RUNNING means actually executing on some CPU. READY means runnable but waiting for the scheduler to pick it. BLOCKED (Linux: S for interruptible, D for uninterruptible) means waiting on I/O, a lock, or a wait-queue. ZOMBIE is a terminated process whose exit status hasn’t been reaped by its parent — it consumes only a PCB entry, no memory or CPU.

What happens on each transition#

fork allocates a new PCB and clones the parent’s state — duplicating registers, the file table (refcount-bumped), and the memory map (copy-on-write for pages). The child enters READY. exec replaces the address space, leaving the PCB identity intact. A blocking syscall (read on an empty socket, wait with no done children) transitions the process from RUNNING to BLOCKED and parks it on a wait queue; a wakeup (I/O completion, signal, child exit) moves it back to READY.

Variants and trade-offs#

Heavyweight process — full address space, full file table, full signal state. Strong isolation: one crash doesn’t affect siblings. Expensive to create (fork even with COW costs page-table copies and PCB allocation) and expensive to context-switch (TLB flush on address-space change). The UNIX default since 1969.

Lightweight thread — same address space as siblings, shared file table, separate stack and register state. Cheap to create (no page-table work). Cheap to switch (no TLB flush). Pays for it in isolation — one thread’s bug corrupts the others, and shared state needs synchronization. The model behind every modern application server.

Specific axes of variation:

Heavyweight vs. lightweight. Real systems use both. Chrome uses processes for isolation between tabs and threads within each tab for parallelism. Databases use threads within a server process. The choice is about how much isolation you need vs. how much you’ll pay to get it.
Address-space inheritance. UNIX duplicates on fork; Windows starts fresh on CreateProcess. Both work, but fork plus copy-on-write is what made UNIX shells composable.
Process groups, sessions, namespaces. A process isn’t an isolated atom — it’s part of a group (signals), a session (controlling terminal), a cgroup (resource caps), and on Linux a set of namespaces (PID, network, mount, UTS, IPC, user). Containers are just “processes in a different set of namespaces.”

Why does Linux call its PCB 'task_struct' and not 'process'?

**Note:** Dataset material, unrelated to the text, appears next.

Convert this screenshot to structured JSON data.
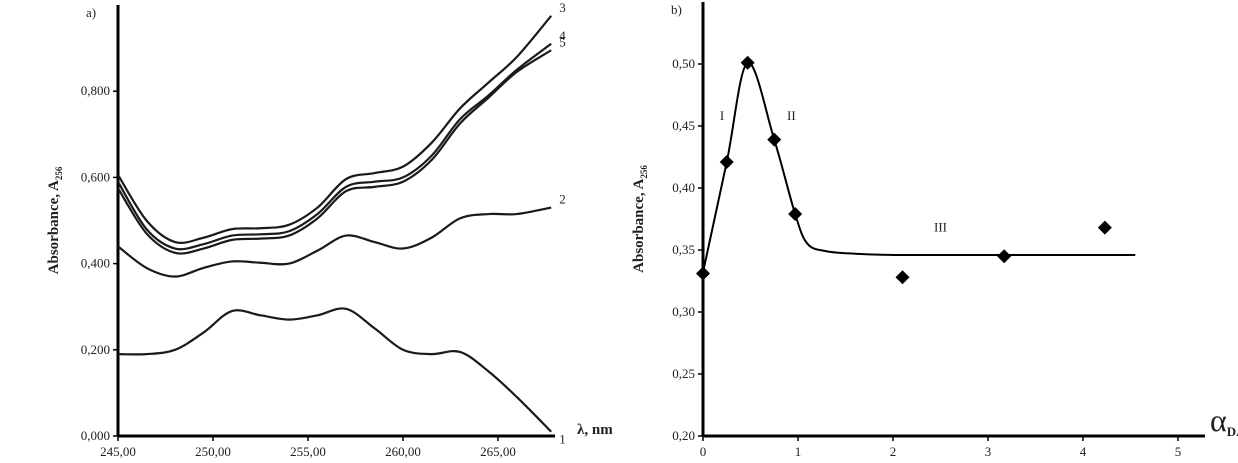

Because Linux unified processes and threads under one struct. A “task” is a schedulable entity; whether it shares its address space and file table with others determines whether userspace calls it a thread or a process. The kernel doesn’t really distinguish — clone() with CLONE_THREAD produces a task that shares everything, clone() with nothing shared produces a task that shares nothing (i.e. a process). One scheduler, one data structure, two names depending on the flags.

A subtle trade-off: the kernel-stack-per-task model (Linux, BSD) gives each task a dedicated kernel stack, which makes syscalls and signal handling clean but uses memory (8 KB per task × millions of tasks adds up on huge servers). Some systems experiment with shared kernel stacks for short-lived tasks; nobody has shipped this at scale.

When this is asked in interviews#

Constantly. “What is a process?” is a screen filter; the strong answer mentions address space, PCB, state machine, isolation, and PID. The weak answer says “a running program” and stops.

Follow-ups:

“Draw the process state diagram and label the transitions.” Foundational.
“What’s in the PCB?” Tests whether you’ve actually looked at kernel data structures. Mid-level.
“What’s the difference between a process and a thread?” Tests whether you understand it’s about sharing flags, not a fundamentally different mechanism. Mid-level.
“What happens to file descriptors when you fork? When you exec?” Tests UNIX fluency. Mid-level.
“How does a zombie process get cleaned up? What if init dies?” Tests edge cases. Senior.
“Walk through what a Linux namespace adds to the PCB.” Tests containers fluency. Senior.

A second context: systems-design questions where you’re asked how many processes a particular service should use vs. threads vs. async tasks. The strong answer reaches for the isolation / cost / sharing axes from the trade-offs section, not a memorised recipe.